Nestled on a hilltop east of the downtown business district, the French Legation has a protected view of the state capitol.

The structure is the oldest wood frame home in the city and is furnished with items original to its time period.

This little clump of red lilies were all that remained blooming in a flower bed that must have been awash in vibrant color just days before.

There are two of these boxwood maze gardens, one on either side of the main house.



The expanse of rolling lawn is a favorite spot for families to picnic.



The original dirt floor kitchen to the property was destroyed by a fire in 1880. This structure was built in the 1950 restoration of the property and is situated where the original hearth's foundations were discovered. I know this is Outdoor Wednesday, but there is pottery in this building. French pottery! I have to take you inside to get a peek.


The kitchen has an extensive collection of antique French kitchenware, but we'll just focus on the pottery.

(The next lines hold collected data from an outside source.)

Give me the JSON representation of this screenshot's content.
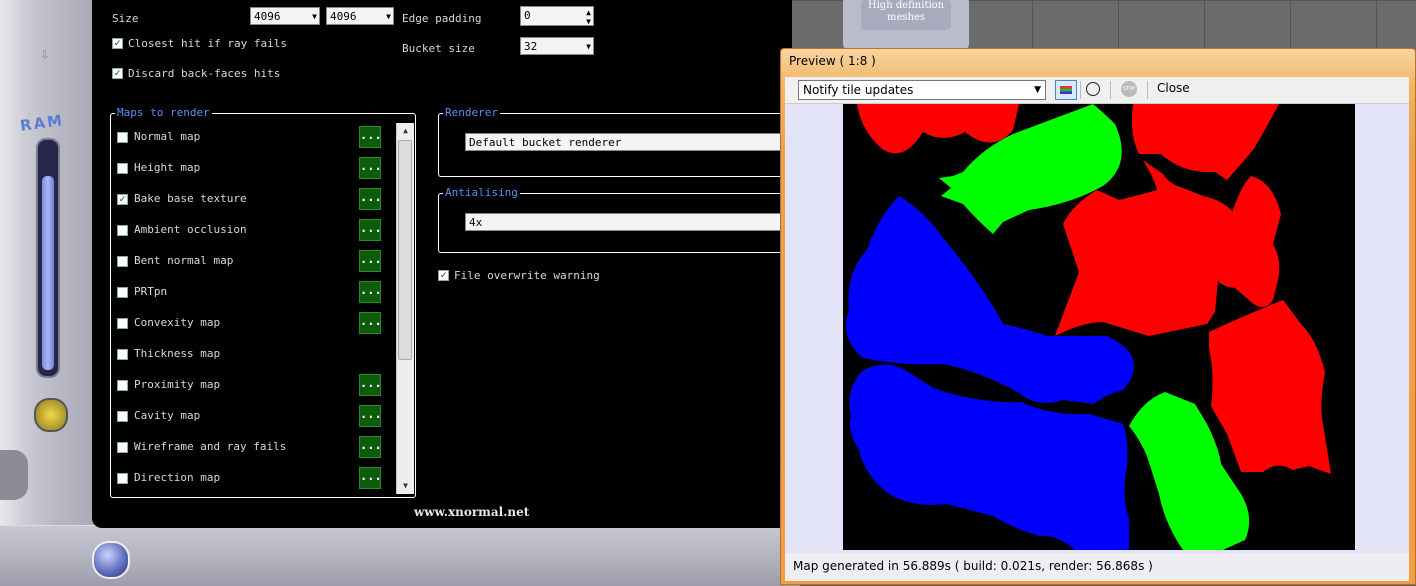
{
  "settings": {
    "size_label": "Size",
    "size_w": "4096",
    "size_h": "4096",
    "edge_padding_label": "Edge padding",
    "edge_padding_value": "0",
    "bucket_size_label": "Bucket size",
    "bucket_size_value": "32",
    "closest_hit_label": "Closest hit if ray fails",
    "discard_backfaces_label": "Discard back-faces hits"
  },
  "maps": {
    "title": "Maps to render",
    "items": [
      {
        "label": "Normal map",
        "checked": false,
        "has_options": true
      },
      {
        "label": "Height map",
        "checked": false,
        "has_options": true
      },
      {
        "label": "Bake base texture",
        "checked": true,
        "has_options": true
      },
      {
        "label": "Ambient occlusion",
        "checked": false,
        "has_options": true
      },
      {
        "label": "Bent normal map",
        "checked": false,
        "has_options": true
      },
      {
        "label": "PRTpn",
        "checked": false,
        "has_options": true
      },
      {
        "label": "Convexity map",
        "checked": false,
        "has_options": true
      },
      {
        "label": "Thickness map",
        "checked": false,
        "has_options": false
      },
      {
        "label": "Proximity map",
        "checked": false,
        "has_options": true
      },
      {
        "label": "Cavity map",
        "checked": false,
        "has_options": true
      },
      {
        "label": "Wireframe and ray fails",
        "checked": false,
        "has_options": true
      },
      {
        "label": "Direction map",
        "checked": false,
        "has_options": true
      }
    ],
    "options_label": "..."
  },
  "renderer": {
    "title": "Renderer",
    "value": "Default bucket renderer"
  },
  "antialiasing": {
    "title": "Antialising",
    "value": "4x"
  },
  "file_overwrite_label": "File overwrite warning",
  "website": "www.xnormal.net",
  "sidebar": {
    "ram_label": "RAM",
    "ram_level": 0.82
  },
  "hd_tab": {
    "label": "High definition meshes"
  },
  "preview": {
    "title": "Preview ( 1:8 )",
    "notify_value": "Notify tile updates",
    "close_label": "Close",
    "stop_label": "STOP",
    "status": "Map generated in 56.889s ( build: 0.021s, render: 56.868s )"
  },
  "colors": {
    "accent_blue": "#5c8ff0",
    "options_green": "#0c5c0c",
    "red": "#ff0000",
    "green": "#00ff00",
    "blue": "#0000ff"
  }
}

Yes, there is even a shelf of Quimper and Malicorne.


As you can see, these two plates are marked HR Quimper. Below are four Malicorne Plates.









The four plates to follow are all French, but all unmarked. If anyone has knowledge of where these may have been produced, please let us know.












This collection of plates is also all French, again unmarked pieces.


This Chinoiserie motif was one of my favorites as were the following two painted in Delft Blue.